O segundo workshop, intitulado “Lições dos de baixo: a organizando com comunidades desabrigadas em Los Angeles”, trouxe exemplos da luta de comunidades autônomas de moradias e serviços de Los Angeles. Segundo informações da Cúpula dos Povos, cinco pessoas morrem desabrigadas diariamente em Los Angeles. O workshop tratou como lideranças desabrigadas e organizações comunitárias lutam contra a criminalização da pobreza e pelo controle comunitário de moradias. Foram discutidas um panorama histórico da criminalização de desabrigados em Los Angeles, a luta e libertação por justiça habitacional.

O workshop “Movimento para o Movimento com o CONTRA-TIEMPO” demonstrou práticas sociais de danças a partir da diáspora africana e afro-latina. Na sessão foi exposto como as práticas ancestrais de movimento se projetaram sendo transmitidas temporalmente. A programação da Cúpula dos Povos expôs como estas colaboram na construção de resiliência, alegria, fomentar esperança e estruturar a resistência social e política.

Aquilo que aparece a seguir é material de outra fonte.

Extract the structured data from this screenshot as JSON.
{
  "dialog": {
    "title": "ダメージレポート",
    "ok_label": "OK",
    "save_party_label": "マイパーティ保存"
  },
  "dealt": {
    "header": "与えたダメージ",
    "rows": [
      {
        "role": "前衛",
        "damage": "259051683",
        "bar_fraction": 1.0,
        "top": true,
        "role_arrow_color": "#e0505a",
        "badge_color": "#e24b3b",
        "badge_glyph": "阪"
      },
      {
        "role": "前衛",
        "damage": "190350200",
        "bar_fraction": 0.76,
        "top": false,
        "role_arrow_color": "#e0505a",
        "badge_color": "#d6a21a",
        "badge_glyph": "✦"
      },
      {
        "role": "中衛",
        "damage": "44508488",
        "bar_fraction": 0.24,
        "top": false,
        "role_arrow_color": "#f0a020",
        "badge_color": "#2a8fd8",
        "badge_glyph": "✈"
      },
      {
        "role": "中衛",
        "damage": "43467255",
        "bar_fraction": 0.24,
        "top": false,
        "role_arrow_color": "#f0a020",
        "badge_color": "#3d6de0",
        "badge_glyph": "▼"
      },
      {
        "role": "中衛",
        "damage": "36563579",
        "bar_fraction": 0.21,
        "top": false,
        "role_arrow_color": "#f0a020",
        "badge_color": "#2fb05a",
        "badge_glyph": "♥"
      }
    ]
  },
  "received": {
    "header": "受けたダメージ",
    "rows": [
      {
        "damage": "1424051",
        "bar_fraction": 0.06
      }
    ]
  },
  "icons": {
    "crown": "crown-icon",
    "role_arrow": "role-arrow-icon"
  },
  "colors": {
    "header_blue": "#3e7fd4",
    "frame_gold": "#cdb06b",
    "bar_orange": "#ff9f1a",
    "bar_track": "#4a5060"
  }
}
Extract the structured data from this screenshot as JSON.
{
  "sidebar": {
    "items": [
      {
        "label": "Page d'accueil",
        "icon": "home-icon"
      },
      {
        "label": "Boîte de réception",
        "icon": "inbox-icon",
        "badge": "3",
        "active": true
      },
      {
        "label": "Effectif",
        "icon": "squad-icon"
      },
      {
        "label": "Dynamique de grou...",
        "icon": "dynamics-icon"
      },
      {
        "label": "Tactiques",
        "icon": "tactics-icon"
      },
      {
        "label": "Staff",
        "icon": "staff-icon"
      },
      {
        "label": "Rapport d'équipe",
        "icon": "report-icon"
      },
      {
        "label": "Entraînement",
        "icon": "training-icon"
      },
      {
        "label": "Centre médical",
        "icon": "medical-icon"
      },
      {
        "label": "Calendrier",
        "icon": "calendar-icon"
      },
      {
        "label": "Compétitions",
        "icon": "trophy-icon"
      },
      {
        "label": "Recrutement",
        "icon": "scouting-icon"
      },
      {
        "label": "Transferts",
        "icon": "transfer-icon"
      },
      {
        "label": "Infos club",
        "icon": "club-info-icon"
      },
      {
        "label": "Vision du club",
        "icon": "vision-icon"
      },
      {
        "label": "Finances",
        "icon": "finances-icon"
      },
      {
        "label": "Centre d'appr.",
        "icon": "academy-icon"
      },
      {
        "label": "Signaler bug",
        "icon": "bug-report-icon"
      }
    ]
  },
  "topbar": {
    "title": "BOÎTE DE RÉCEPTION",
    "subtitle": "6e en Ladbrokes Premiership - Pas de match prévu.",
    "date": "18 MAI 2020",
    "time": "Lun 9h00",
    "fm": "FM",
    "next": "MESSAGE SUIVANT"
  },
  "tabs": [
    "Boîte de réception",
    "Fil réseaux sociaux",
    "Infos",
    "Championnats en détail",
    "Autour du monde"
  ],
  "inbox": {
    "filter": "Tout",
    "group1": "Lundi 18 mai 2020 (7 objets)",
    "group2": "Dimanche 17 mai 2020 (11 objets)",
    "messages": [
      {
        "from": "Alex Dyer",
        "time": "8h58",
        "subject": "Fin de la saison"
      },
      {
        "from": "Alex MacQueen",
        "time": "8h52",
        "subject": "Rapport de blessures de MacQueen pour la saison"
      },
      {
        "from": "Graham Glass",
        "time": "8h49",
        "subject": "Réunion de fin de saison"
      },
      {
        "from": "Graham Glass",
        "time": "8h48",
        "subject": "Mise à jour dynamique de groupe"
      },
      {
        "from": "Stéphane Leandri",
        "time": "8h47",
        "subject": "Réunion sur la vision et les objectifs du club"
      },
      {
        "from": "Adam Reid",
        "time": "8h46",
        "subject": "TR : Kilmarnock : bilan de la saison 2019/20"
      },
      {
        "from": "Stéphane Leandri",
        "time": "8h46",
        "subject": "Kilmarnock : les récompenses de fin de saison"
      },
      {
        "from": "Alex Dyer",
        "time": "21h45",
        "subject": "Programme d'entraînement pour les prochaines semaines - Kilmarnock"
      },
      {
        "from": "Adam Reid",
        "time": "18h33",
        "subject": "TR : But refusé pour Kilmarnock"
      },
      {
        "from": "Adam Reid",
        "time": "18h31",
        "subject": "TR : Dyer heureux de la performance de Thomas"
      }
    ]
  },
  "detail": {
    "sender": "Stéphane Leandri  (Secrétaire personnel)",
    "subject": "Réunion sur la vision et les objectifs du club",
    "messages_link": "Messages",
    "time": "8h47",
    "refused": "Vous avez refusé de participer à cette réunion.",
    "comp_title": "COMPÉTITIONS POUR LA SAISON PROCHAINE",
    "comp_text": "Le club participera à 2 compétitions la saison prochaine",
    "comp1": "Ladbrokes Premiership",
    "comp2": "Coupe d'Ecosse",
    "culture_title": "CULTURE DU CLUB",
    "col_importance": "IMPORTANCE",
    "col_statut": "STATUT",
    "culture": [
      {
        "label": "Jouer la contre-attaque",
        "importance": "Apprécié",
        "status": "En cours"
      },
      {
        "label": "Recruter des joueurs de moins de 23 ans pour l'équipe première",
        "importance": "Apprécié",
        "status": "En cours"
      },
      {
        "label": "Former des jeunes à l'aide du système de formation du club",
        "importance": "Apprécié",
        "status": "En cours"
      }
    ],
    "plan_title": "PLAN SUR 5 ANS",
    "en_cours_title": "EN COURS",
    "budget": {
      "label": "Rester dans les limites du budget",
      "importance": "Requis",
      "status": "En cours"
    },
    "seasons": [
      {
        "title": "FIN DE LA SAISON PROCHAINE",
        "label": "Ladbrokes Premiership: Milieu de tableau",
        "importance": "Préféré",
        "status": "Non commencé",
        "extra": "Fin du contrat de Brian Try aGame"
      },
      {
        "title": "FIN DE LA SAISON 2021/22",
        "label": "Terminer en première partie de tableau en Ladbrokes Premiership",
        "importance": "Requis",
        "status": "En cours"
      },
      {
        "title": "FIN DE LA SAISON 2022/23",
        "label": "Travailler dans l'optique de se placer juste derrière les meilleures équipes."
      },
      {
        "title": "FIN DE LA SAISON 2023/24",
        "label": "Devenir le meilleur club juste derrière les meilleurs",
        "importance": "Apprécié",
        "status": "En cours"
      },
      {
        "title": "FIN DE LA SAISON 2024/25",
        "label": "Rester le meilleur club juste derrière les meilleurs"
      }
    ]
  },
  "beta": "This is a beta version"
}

Finalizando o segundo dia de debates na Cúpula dos Povos, aconteceu a plenária para debater a questão da soberania dos povos. Estiveram presentes na mesa: Bertha Zúniga Cáceres, Medea Benjamin, Vijay Prashad, Oscar Lopez Rivera, Nana Gyamfi, Tina Orduno Calderon. A plenária teve o mote da autonomia e soberania das pessoas oprimidas no seu próprio território, para que estas tenham o direito de determinar o seu futuro. A Cúpula dos Povos questiona a forma como o governo estadunidense tenta moldar o mundo para garantir seus interesses financeiros e políticos no globo. A plenária trouxe a voz de lideranças negras, indígenas e latinos que lutam contra a exploração dos EUA e a crise política, ambiental e econômica no planeta. Ovacionado em seu discurso, Oscar Lopez Rivera disse “Porto Rico é um lugar que os EUA escolheu colonizar e desde então o governo estadunidense tentou destruir Porto Rico. Não seremos derrotados! Eu definitivamente acredito que Porto Rico será uma nação soberana!”.